Meslekten ihraç edilen savı Ferhat Sarıkaya hakkında iddianame hazırlandı. “FETÖ üyesi olmak” suçlamasıyla Sarıkaya'nın 15 yıla kadar hapsi istendi.

Google Haberlere Abone ol

DUVAR - Şemdinli'de Umut Kitapevi'ne bomba atılması olayında dönemin Kara Kuvvetleri Komutan Orgeneral Yaşar Büyükanıt hakkında iddianame hazırlayan eski savcı Ferhat Sarıkaya'yla ilgili soruşturma tamamlandı.

Habertürk'ten Fevzi Çakır'ın haberine göre, Ankara Cumhuriyet Başsavcılığı'nın hazırladığı iddianamede, Sarıkaya hakkında “FETÖ üyesi olmak” suçundan 15 yıla kadar hapis cezası istendi.

HSK RAPORU: 'BÜYÜKANIT’IN GENELKURMAY BAŞKANLIĞI ÖNLENMEK İSTENDİ

İddianamede, Hakimler ve Savcılar Kurulu (HSK) Teftiş Kurulu tarafından Ferhat Sarıkaya hakkında hazırlanan rapora yer verildi.

Raporda, "Sarıkaya'nın Van Cumhuriyet Savcılığı olduğu dönemde FETÖ’nün talimatıyla Şemdinli ilçesindeki basit bir olayı (Umut Kitapevi’nin bombalanması) büyüterek dönemin Kara Kuvvetleri Komutanı Yaşar Büyükanıt'ı soruşturmaya dahil ettiği" ve Büyükanıt'ın Genelkurmay Başkanlığı'nın önlenmesinin amaçlandığı iddia edildi.

SARIKAYA: MADDİ YARDIM ALDIM AMA ÖRGÜT ÜYESİ DEĞİLİM

İddianamede Sarıkaya’nın savcılık ifadesi de yer aldı. Sarıkaya ifadesinde daha önceki beyanlarında da olduğu gibi Şemdinli iddianamesini "FETÖ mensuplarının yönlendirmesiyle yazdığını, 2006 yılında meslekten ihraç edilmesinin ardından ise yine örgüt tarafından yurt dışına gönderildiğini ve örgütten maddi yardım aldığını" söyledi.

"FETÖ üyeliği" suçlamasını reddeden Sarıkaya, "Sadece maddi yardım aldım.
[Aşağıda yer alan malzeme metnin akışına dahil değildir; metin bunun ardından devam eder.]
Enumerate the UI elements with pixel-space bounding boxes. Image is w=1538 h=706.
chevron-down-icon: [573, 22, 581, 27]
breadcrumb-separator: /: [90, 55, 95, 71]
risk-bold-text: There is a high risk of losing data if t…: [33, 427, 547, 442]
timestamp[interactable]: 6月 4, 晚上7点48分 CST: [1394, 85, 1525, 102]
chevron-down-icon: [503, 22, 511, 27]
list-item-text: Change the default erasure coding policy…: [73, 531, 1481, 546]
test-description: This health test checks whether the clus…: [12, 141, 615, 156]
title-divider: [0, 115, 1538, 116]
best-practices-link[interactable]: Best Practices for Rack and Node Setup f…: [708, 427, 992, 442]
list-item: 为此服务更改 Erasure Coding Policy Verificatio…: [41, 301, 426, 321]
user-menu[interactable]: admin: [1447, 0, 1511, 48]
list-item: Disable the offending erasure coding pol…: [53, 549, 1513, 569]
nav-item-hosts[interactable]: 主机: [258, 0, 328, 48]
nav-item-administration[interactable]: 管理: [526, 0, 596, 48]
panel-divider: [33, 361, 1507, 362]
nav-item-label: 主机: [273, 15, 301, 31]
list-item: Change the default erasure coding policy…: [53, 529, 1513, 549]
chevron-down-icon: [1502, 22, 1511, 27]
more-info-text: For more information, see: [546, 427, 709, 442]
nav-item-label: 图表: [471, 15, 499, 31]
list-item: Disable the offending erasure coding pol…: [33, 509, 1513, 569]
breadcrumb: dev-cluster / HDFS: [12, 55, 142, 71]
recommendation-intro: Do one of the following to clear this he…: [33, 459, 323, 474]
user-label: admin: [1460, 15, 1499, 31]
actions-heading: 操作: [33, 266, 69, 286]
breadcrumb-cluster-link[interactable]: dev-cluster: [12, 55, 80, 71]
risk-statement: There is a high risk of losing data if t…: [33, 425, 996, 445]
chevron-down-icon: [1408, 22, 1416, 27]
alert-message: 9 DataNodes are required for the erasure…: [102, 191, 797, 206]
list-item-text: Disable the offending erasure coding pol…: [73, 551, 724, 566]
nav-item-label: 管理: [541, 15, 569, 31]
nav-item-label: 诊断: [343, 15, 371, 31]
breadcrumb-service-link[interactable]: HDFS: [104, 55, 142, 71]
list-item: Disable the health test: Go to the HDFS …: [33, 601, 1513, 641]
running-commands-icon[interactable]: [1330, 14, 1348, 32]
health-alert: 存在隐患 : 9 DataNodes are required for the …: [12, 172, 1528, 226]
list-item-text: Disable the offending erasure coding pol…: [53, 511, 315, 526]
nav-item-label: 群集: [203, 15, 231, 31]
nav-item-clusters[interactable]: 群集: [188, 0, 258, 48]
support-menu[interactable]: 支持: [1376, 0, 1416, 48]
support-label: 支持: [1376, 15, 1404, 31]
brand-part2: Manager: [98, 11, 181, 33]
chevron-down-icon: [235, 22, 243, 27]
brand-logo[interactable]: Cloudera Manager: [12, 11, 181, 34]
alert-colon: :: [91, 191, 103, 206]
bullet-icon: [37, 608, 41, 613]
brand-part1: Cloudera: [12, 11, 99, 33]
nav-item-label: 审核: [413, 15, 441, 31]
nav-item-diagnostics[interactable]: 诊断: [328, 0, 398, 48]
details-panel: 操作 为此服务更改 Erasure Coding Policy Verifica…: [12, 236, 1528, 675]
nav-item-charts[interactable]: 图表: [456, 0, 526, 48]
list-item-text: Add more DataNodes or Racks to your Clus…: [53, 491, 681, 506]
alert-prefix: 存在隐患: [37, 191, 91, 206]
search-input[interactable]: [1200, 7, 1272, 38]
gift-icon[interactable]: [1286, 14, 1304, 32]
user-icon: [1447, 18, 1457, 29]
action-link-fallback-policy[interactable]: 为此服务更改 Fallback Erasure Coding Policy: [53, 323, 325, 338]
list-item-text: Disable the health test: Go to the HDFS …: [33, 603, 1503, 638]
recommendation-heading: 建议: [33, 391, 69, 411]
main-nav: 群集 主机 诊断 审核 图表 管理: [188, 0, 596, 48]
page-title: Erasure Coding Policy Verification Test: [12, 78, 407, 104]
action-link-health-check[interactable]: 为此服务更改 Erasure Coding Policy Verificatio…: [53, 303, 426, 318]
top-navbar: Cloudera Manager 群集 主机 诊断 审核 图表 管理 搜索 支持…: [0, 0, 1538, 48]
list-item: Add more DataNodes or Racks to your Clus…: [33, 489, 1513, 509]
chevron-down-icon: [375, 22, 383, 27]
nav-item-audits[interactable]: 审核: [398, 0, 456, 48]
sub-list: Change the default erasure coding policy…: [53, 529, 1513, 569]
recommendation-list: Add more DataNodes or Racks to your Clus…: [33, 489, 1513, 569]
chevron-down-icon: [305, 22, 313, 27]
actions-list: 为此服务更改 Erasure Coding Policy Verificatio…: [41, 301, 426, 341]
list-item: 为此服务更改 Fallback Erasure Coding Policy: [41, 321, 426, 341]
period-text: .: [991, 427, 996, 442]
Bu irtibatı örgütsel aidiyet ve mensubiyet kabulü ile yapmadım. Örgüt üyesi olma iddiasını kabul etmiyorum" ifadelerini kullandı.

SAVCI: ÖRGÜT HİYERARŞİSİ İÇİNDE HAREKET ETTİ

İddianamede Sarıkaya'nın için şu değerlendirmeye yer verildi:

"Şüphelinin adı geçen örgütün talimatları doğrultusunda işlem yaparak ve örgütten maddi yardım almak suretiyle Fetullahçı silahlı terör örgütünün ideolojisini, amaçlarını, faaliyetlerini benimsediği, kendi iradesini örgütün iradesine terk ettiği, örgüt hiyerarşisi içinde hareket ettiği, örgütle organik bağ kurduğu ve örgütün yargı yapılanması içinde yer aldığı ve anlatılan lehe/aleyhe tüm deliller ile ikrar içerikli savunması karşısında şüphelinin, anılan silahlı terör örgütünün üyesi olduğuna dair kamu davasını açmaya yetecek derecede yeterli şüphenin bulunduğu anlaşılmıştır.”